I have heard this a lot:
“You’re so strong.”
“I don’t know how you did it.”
On the one hand, I deeply appreciate it. Because sometimes I feel weak and broken. And because I need the support, encouragement and validation.
Because it comes from friends and loved ones who care. And I have often needed that over the past few years. Immensely.
But, I also struggle with it because there have also been points when I want to scream in response (not to these wonderful people, but, rather, to the universe):
“What other choice did I have?!?!”
And I feel angry and frustrated that I was put in this position, to have to be “so strong.”
But I do understand what they mean, where they are coming from:
I was in the second year of my doctoral program when my father completed suicide. It was fall, October, of 2015. I was taking doctoral seminars. I was working in an assistantship—teaching and working in the ESOL office. I was preparing for my comprehensive exams and starting steps to write my proposal for my dissertation research.
Though, truly, there is never a “good time” for your father to kill himself, it was a challenging time for that to take place; I had just gotten divorced. So this suicide, an extra stressor and immense life change, shook my foundation. (Which says a lot. I’ve never known home or my father to be a stable, grounding force, like some do with their fathers or their childhood residence. So, for me, to reel from this, obviously speaks to the horrendous nature of surviving a parental suicide.)
After he died, I knew my mother would not be okay. I knew I needed to step in, as best I could from 4 hours away, to help support her.
I also knew that I couldn’t drop out of my doctoral program. I had to focus and to finish. I had to finish my dissertation. I had to become a doctor. I had to get a salaried position.
And honestly, though it was hard. I was, I am, thankful for my work at that point in my life. It diverted my attention. It gave me something to focus on. I had to power through, or so I thoroughly believed and told myself. Quitting or a temporary leave was simply not an option in my mind.
Looking back, I know now that though I did all of that, I was still traumatized.
I let…had to let infected wounds scab over, without giving them the proper attention to them and to the healing that they needed. Some of that was that I didn’t have the time. Some of that was that it required money and resources (I was a poor grad student). I also think I was in a state of perpetual shock for awhile and unable to process what had just taken place.
Still, when people say this to me, I often times think of that cliché that I see so often pop up on social media.
The one that says:
“You never know how strong you are until being strong is the only choice you have.”
Word. True freaking story.
It is cheesy, but it’s true.
Although my therapist has since reassured me, helping me to believe that, yes, I indeed did have a choice. I could have dropped out. I could have become an alcoholic. At that moment, I didn’t believe that I did. So, I powered through. I survived.
I am thankful that I could do so. I was able to do so because I had a supportive professors and community at Bowling Green. I had…have some amazing friends.
And I didn’t take it all in stride and with healthy responses. My learned survival skills at that time were not always healthy. I coped at points by drinking too much wine. I had my own versions of escapism in dealing from the trauma, the grief, and the pain. Though, eventually, I had to feel all the feels. And I have had to unlearn, and am still struggling to unlearn some unhealthy and now unnecessary survival strategies. I have undergone many hours of therapy to do so. I am still working on myself.
I am thankful for friends who reassure me when I need to hear it that, given where I came from, that I am way more normal than I have any right to be.
I appreciate it when they say it would be perfectly understandable if I was a coke addict at this point. I value that and need that boost sometimes.

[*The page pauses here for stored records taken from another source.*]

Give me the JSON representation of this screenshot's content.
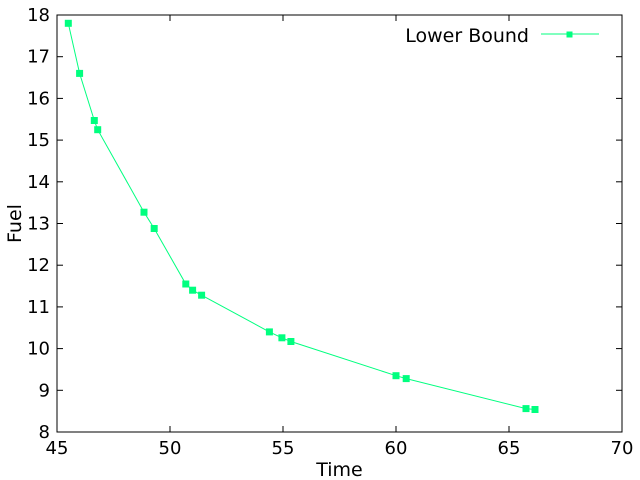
{
  "chart_data": {
    "type": "line",
    "xlabel": "Time",
    "ylabel": "Fuel",
    "xlim": [
      45,
      70
    ],
    "ylim": [
      8,
      18
    ],
    "xticks": [
      "45",
      "50",
      "55",
      "60",
      "65",
      "70"
    ],
    "yticks": [
      "8",
      "9",
      "10",
      "11",
      "12",
      "13",
      "14",
      "15",
      "16",
      "17",
      "18"
    ],
    "legend_position": "top-right",
    "grid": false,
    "series": [
      {
        "name": "Lower Bound",
        "color": "#00ff7f",
        "marker": "square",
        "x": [
          45.5,
          46.0,
          46.65,
          46.8,
          48.85,
          49.3,
          50.7,
          51.0,
          51.4,
          54.4,
          54.95,
          55.35,
          60.0,
          60.45,
          65.75,
          66.15
        ],
        "y": [
          17.8,
          16.6,
          15.47,
          15.25,
          13.27,
          12.88,
          11.55,
          11.4,
          11.28,
          10.4,
          10.26,
          10.17,
          9.35,
          9.28,
          8.56,
          8.54
        ]
      }
    ]
  }
}
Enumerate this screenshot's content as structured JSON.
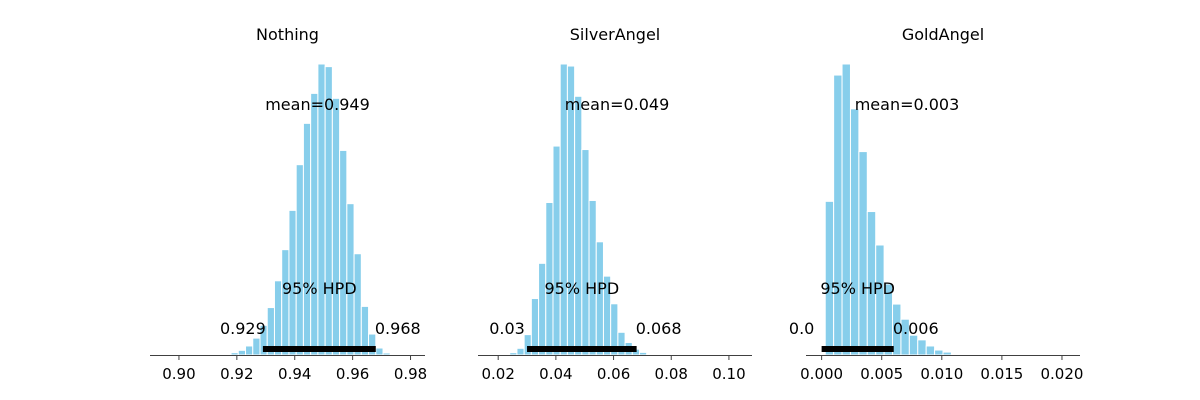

But I also have had beloved people remind me that I couldn’t…shouldn’t… remain in the victim, indefinitely. That was I more then that. That eventually, I had to move on, to survive, to work towards thriving. That was difficult to hear, but it was an invaluable lesson that I had to hear and to learn.
In truth, I had to hear both messages. I have had to embrace and learn from both of them.
Both now…are how I understand my identity, my identities, as victim, survivor, thriver, and conqueror.
And you know what? I am all three.
And perhaps even more importantly, I know see that there is strength in all three.